Author: Joseph M Cheer
Publisher: CABI
Published: 2023-04-07
Total Pages: 227
ISBN-13: 1800621515
DOWNLOAD EBOOKThe links between islands and tourism, as sights of pleasure is embodied in the touristification of sun, sand and sea. Islandscapes are central to the tourist imaginaries that shape islands as touristified places - curated, designed and commodified for both mass tourism and more niche inclined versions. Yet while islands are parlayed for touristic pleasure seekers, islands are also home to longstanding communities that have variously battled with the tyranny of distance from metropolitan centres, as well as the everyday challenges of climate change effects, and benefitted from their isolation from modern-day pressures. This anthology of articles previously published in the journal Shima explores emergent themes that describe how island peoples adapt and respond in localised cultural islandscapes as a consequence of tourism expansion.
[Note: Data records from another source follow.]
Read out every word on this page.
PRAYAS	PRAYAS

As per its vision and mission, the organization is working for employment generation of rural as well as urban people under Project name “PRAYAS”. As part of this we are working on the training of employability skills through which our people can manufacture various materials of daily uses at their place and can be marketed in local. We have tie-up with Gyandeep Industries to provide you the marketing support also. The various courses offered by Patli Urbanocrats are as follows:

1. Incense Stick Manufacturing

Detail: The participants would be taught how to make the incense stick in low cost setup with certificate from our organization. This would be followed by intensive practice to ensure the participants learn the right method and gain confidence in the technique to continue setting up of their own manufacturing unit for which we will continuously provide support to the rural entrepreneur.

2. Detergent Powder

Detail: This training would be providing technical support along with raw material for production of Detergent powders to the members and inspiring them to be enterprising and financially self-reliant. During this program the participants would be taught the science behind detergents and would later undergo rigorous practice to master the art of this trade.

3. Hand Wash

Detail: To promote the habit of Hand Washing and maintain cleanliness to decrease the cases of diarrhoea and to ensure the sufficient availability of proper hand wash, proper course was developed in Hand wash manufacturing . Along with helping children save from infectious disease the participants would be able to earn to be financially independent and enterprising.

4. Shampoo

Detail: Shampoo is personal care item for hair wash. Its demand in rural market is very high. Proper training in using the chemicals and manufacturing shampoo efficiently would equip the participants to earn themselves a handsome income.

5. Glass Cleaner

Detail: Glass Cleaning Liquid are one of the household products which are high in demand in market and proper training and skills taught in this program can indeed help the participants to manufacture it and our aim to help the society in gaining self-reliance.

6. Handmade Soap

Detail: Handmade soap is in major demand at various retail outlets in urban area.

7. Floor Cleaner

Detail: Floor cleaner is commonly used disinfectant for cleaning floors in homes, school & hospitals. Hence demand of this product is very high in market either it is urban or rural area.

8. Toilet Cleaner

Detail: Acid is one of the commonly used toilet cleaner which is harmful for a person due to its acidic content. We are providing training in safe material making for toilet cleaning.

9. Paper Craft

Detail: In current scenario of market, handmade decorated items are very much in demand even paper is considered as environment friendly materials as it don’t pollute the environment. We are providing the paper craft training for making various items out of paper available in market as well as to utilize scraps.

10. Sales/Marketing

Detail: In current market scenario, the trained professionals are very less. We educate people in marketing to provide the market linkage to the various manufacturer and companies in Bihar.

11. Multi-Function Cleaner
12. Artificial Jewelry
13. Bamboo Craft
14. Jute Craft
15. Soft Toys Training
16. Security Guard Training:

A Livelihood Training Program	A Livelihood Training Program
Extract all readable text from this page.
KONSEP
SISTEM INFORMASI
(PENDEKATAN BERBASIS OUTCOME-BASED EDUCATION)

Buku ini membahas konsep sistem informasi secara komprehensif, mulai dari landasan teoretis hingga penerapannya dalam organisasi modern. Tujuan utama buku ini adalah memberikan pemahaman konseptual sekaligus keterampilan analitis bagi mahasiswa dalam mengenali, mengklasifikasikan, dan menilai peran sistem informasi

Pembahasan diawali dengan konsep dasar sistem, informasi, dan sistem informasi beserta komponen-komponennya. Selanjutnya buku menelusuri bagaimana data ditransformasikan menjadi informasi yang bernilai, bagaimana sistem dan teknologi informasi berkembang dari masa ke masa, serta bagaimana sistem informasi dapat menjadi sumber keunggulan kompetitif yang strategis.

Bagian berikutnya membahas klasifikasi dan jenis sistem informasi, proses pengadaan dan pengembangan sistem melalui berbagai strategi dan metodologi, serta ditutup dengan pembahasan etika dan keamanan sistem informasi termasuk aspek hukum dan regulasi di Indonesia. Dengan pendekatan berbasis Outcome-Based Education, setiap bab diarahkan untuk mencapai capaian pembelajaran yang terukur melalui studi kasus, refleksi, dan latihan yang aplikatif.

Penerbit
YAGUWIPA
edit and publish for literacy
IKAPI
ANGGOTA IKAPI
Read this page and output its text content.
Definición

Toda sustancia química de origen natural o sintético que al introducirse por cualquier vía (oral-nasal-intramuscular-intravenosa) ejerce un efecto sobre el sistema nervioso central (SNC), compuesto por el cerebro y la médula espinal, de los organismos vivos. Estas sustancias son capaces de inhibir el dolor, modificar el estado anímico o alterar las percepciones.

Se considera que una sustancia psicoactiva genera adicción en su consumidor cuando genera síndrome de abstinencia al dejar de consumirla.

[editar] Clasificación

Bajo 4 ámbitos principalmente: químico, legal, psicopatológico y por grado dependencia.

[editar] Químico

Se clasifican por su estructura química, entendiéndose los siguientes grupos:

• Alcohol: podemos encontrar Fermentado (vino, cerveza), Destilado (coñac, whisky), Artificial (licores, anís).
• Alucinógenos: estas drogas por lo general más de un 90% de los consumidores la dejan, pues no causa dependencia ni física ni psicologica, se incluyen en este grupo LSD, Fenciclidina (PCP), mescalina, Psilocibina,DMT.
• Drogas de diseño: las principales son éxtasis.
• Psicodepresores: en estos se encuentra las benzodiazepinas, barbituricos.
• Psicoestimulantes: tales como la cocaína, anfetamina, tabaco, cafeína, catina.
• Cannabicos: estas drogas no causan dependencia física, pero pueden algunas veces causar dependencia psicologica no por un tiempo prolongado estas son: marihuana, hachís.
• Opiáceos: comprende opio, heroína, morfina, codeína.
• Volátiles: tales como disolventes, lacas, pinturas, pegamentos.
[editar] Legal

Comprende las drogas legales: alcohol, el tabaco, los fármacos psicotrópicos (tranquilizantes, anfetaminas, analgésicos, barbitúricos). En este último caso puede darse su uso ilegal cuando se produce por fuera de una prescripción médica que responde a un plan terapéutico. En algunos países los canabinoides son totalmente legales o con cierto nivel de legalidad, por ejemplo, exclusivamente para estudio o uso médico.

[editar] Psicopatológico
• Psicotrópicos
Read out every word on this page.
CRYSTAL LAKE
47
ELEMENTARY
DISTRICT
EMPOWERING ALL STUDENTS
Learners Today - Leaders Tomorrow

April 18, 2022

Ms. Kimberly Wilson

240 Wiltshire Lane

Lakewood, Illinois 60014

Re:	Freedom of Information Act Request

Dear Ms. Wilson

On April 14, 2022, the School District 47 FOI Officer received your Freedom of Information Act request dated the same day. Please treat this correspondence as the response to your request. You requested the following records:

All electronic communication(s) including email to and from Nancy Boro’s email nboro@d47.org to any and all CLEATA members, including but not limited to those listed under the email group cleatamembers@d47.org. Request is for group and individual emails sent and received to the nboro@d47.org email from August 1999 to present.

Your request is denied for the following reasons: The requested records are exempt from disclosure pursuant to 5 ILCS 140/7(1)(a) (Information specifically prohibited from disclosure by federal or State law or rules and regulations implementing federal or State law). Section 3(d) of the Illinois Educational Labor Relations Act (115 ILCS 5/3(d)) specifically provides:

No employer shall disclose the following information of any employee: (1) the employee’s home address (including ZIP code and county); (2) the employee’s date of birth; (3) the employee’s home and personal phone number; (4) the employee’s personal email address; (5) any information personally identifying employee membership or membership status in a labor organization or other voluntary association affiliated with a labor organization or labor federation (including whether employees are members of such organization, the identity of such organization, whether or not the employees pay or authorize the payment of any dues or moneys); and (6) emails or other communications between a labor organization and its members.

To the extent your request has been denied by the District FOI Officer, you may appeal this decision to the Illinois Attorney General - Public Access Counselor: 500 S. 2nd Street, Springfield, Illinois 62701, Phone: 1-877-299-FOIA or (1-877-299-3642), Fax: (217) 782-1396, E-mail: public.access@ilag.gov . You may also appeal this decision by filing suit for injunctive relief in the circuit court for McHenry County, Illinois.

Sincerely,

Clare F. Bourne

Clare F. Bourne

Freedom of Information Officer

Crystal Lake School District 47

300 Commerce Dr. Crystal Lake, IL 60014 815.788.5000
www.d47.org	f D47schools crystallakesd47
It is aimed at researchers in island studies, tourism, sustainability, human geography, cultural studies, sociology and anthropology. The anthology will also be of interest to those with an abiding interest in the trajectories of islands and their peoples, particularly where tourism has come to shape islandscapes.
Author: I. Glenn Cohen
Publisher: Cambridge University Press
Published: 2022-04-07
Total Pages: 295
ISBN-13: 1108838634
DOWNLOAD EBOOKA detailed analysis of the ethical, legal, and regulatory landscape of medical devices in the US and EU.
Author: Joan Frank
Publisher: University of New Mexico Press
Published: 2022-10-15
Total Pages: 111
ISBN-13: 0826364217
DOWNLOAD EBOOKCurious, ruminative, and wry, this literary autobiography tours what Rachel Kushner called “the strange remove that is the life of the writer.” Frank’s essays cover a vast spectrum—from handling dismissive advice, facing the dilemma of thwarted ambition, and copying the generosity that inspires us, to the miraculous catharsis of letter-writing and some of the books that pull us through. Useful for writers at any stage of development, Late Work offers a seasoned artist’s thinking through the exploration of issues, paradoxes, and crises of faith. Like a lively conversation with a close, outspoken friend, each piece tells its experience from the trenches.